Crockford pointed to the hot list search requested after the 2020 Auburn Mall stabbing, in which police not only asked for an alert when the suspect’s vehicle next appeared at a highway tollbooth but also sought a month of data on when and where that car had been tolled.

“It certainly seems to be a stretch to the regulations to say there’s an emergency happening now, so we need data from a month ago,” Crockford said, adding: “If they used that information in a criminal prosecution, I’d recommend their defense attorney challenge it as unconstitutional.”

Adam Bookbinder, a former assistant U.S. attorney and now a lawyer at the Boston firm Choate, Hall & Stewart, said instances like this had not necessarily breached state regulations or constitutional protections. If the hot list search sought historical data for evidence-gathering purposes and was not to stop a present threat, he thought there would be a stronger argument to challenge the material in court.

But “if the request for the data is relevant to resolving a public emergency, an imminent threat to health and safety, I think it’d be much more difficult to challenge it,” Bookbinder said.

“If someone committed a violent crime or you have reason to believe they did, and you’re trying to find them, I think law enforcement would have a pretty good argument that they’re an imminent danger to other people,” he added.

The tollbooth hot list data is under the control of MassDOT, and only available to state troopers upon request and approval.

It is used by police “in very limited circumstances where a serious, imminent public safety threat exists,” Driscoll said.
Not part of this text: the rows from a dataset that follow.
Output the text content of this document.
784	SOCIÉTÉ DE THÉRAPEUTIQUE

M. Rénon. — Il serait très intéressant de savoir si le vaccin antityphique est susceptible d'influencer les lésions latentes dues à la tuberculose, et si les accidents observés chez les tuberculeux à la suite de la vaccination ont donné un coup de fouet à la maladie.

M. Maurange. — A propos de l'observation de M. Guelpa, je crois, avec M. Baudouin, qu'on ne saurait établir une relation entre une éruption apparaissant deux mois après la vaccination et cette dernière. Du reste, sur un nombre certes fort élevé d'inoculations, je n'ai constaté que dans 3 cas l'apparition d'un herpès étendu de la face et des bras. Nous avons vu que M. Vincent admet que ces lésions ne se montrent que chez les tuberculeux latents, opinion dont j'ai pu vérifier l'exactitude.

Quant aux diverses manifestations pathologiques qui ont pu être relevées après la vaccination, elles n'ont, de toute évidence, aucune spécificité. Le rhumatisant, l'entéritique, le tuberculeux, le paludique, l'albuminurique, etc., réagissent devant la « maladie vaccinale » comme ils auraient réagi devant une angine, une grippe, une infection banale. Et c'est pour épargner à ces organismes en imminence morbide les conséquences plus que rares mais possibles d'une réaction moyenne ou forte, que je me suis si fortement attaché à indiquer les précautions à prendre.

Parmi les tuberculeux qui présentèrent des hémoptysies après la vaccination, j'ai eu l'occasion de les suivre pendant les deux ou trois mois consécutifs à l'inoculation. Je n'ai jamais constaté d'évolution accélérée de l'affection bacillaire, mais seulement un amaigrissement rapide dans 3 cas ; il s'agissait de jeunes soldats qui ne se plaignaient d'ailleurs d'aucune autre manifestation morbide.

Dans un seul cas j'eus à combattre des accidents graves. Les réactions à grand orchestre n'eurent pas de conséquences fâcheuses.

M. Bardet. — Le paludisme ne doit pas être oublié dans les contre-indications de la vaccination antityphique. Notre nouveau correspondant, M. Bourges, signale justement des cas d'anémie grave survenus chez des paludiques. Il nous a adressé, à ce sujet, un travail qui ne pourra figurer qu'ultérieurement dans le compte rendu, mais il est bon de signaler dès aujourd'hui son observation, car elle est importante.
Not “to further general criminal investigations.”

The state police also operates its own automatic license plate readers, or ALPRs, a technology increasingly used by police across the country.

The devices can continuously monitor a section of road from a stationary position or be placed atop a police cruiser, scanning passing license plates and collecting data as an officer drives about.

Police say ALPRs are an important investigatory tool, though the mass surveillance capability of the technology makes it a frequent target of concerned civil liberties advocates.

In an internal policy for the use of the technology, the state police allows ALPRs to be used to resolve imminent emergencies such as kidnappings or missing people, prevent terror attacks and protect public events. It also says ALPRs can target stolen cars or wanted fugitives and help with the investigation and prosecution of suspected criminals.

The state police also prohibits using ALPRs in other cases: to locate someone solely because of their immigration status, to track someone because of their political or social activities, and similar other identity-based searches.